A radiographer has told a court she knew nothing of an Internet counterfeit Ugg boot enterprise involving her brother, a former trial motorbike champion.
Jane Morris denies two counts of transferring and converting criminal property in relation to around £44,000 that passed through her Paypal account, which was being used by her brother Shaun Morris, and which she transferred to her mother.
Her mother Celia Morris, 59, of Meadowlands, Charnock Richard, near Chorley, denies three counts of converting criminal property.
The 26-year-old, who now lives and works in Leeds, was tearful as she said: “I had no reason not to trust my brother. I never thought he would put me in this position.”
Preston Crown Court heard her brother Shaun, who has admitted money laundering and counterfeiting charges, was a junior world champion trial motorcyclist, but that an injury to his eye whilst fixing a bike ended his career in 2007.
She was studying in Leeds at the time.
She told the court she had an eBay account and Paypal account which she had used to sell things online while at university and that she was aware her brother, after his accident, had become involved in selling footwear.
She told the jury her brother asked if he could use her Paypal account, but denies knowing he was dealing in counterfeit Ugg boots.
Defending her, Alexandra Simmonds, showed her a spreadsheet list seized by Trading Standards officers at the family’s home on Meadowlands, Charnock Richard, and asked her to explain various entries with her name next to certain Ugg boot styles and prices.

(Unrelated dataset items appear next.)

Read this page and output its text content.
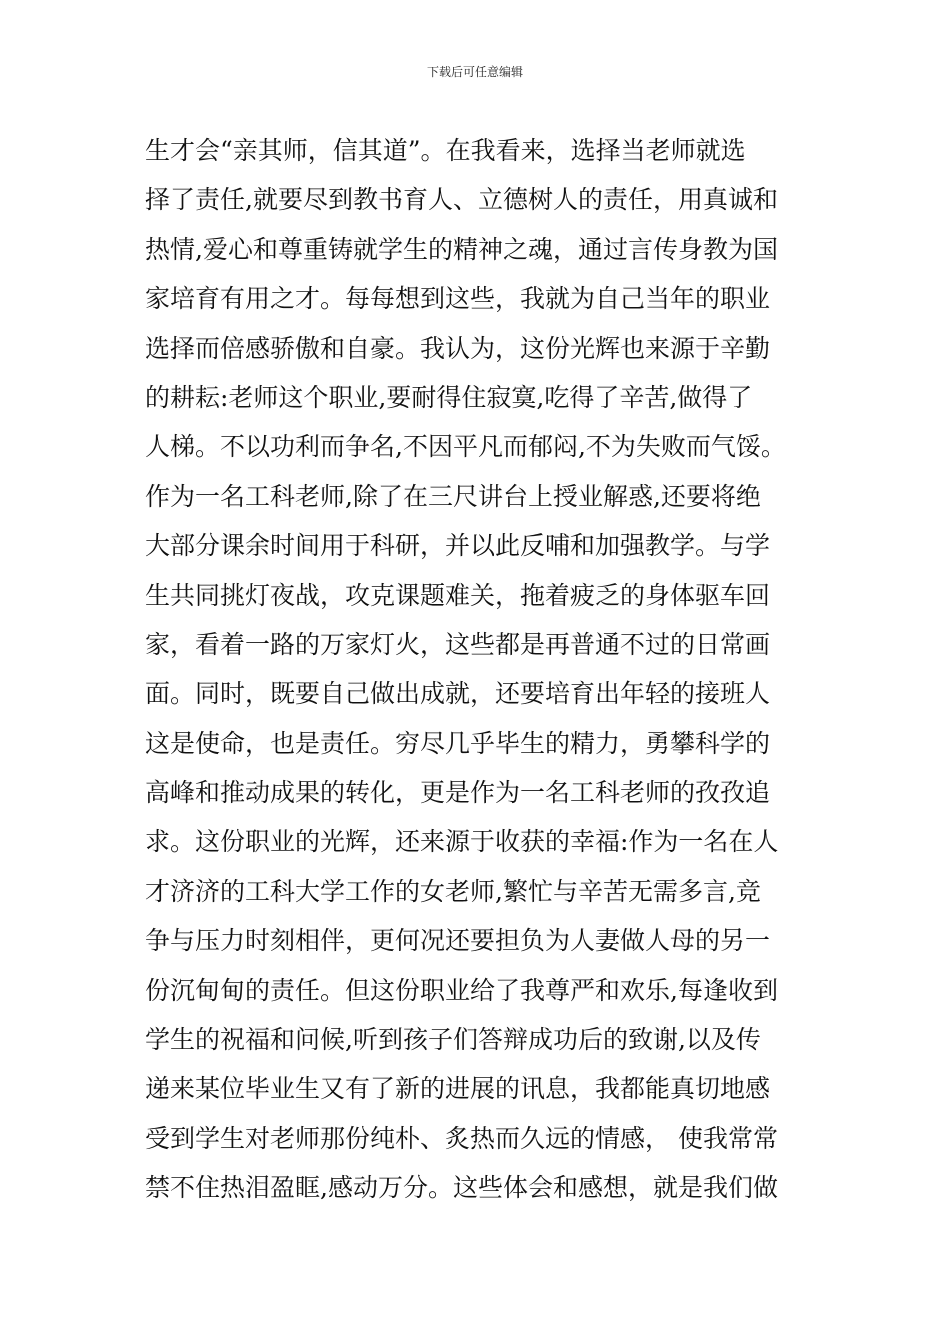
下载后可任意编辑
生才会“亲其师，信其道”。在我看来，选择当老师就选
择了责任,就要尽到教书育人、立德树人的责任，用真诚和
热情,爱心和尊重铸就学生的精神之魂，通过言传身教为国
家培育有用之才。每每想到这些，我就为自己当年的职业
选择而倍感骄傲和自豪。我认为，这份光辉也来源于辛勤
的耕耘:老师这个职业,要耐得住寂寞,吃得了辛苦,做得了
人梯。不以功利而争名,不因平凡而郁闷,不为失败而气馁。
作为一名工科老师,除了在三尺讲台上授业解惑,还要将绝
大部分课余时间用于科研，并以此反哺和加强教学。与学
生共同挑灯夜战，攻克课题难关，拖着疲乏的身体驱车回
家，看着一路的万家灯火，这些都是再普通不过的日常画
面。同时，既要自己做出成就，还要培育出年轻的接班人
这是使命，也是责任。穷尽几乎毕生的精力，勇攀科学的
高峰和推动成果的转化，更是作为一名工科老师的孜孜追
求。这份职业的光辉，还来源于收获的幸福:作为一名在人
才济济的工科大学工作的女老师,繁忙与辛苦无需多言,竞
争与压力时刻相伴，更何况还要担负为人妻做人母的另一
份沉甸甸的责任。但这份职业给了我尊严和欢乐,每逢收到
学生的祝福和问候,听到孩子们答辩成功后的致谢,以及传
递来某位毕业生又有了新的进展的讯息，我都能真切地感
受到学生对老师那份纯朴、炙热而久远的情感， 使我常常
禁不住热泪盈眶,感动万分。这些体会和感想，就是我们做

She replied that she had bought a pair herself, and she had bought pairs on behalf of her friends for around £70 – though the RRP is around £150 – and that one pair had been a gift from her brother.
She also said she had seen no hint of the business at her family home.
Prosecuting, Richard Heller put it to her that she must have been suspicious of the tens of thousands of pounds being transferred into her Paypal account which she was then paying into her mother’s account.
She replied: “It became a routine. It was easy to do. I didn’t think anything of it.”
The court heard her dad phoned her to tell her Trading Standards had visited the family home in December 2009.
She said: “I was in shock. The whole family was shocked and my brother was a complete wreck.
“I tried to speak to him to see what he wanted me to do with money in my account but he told me to keep hold of it.
“I transferred it into another of my accounts because it wasn’t my money and I didn’t want it getting mixed up with my money in my current account.”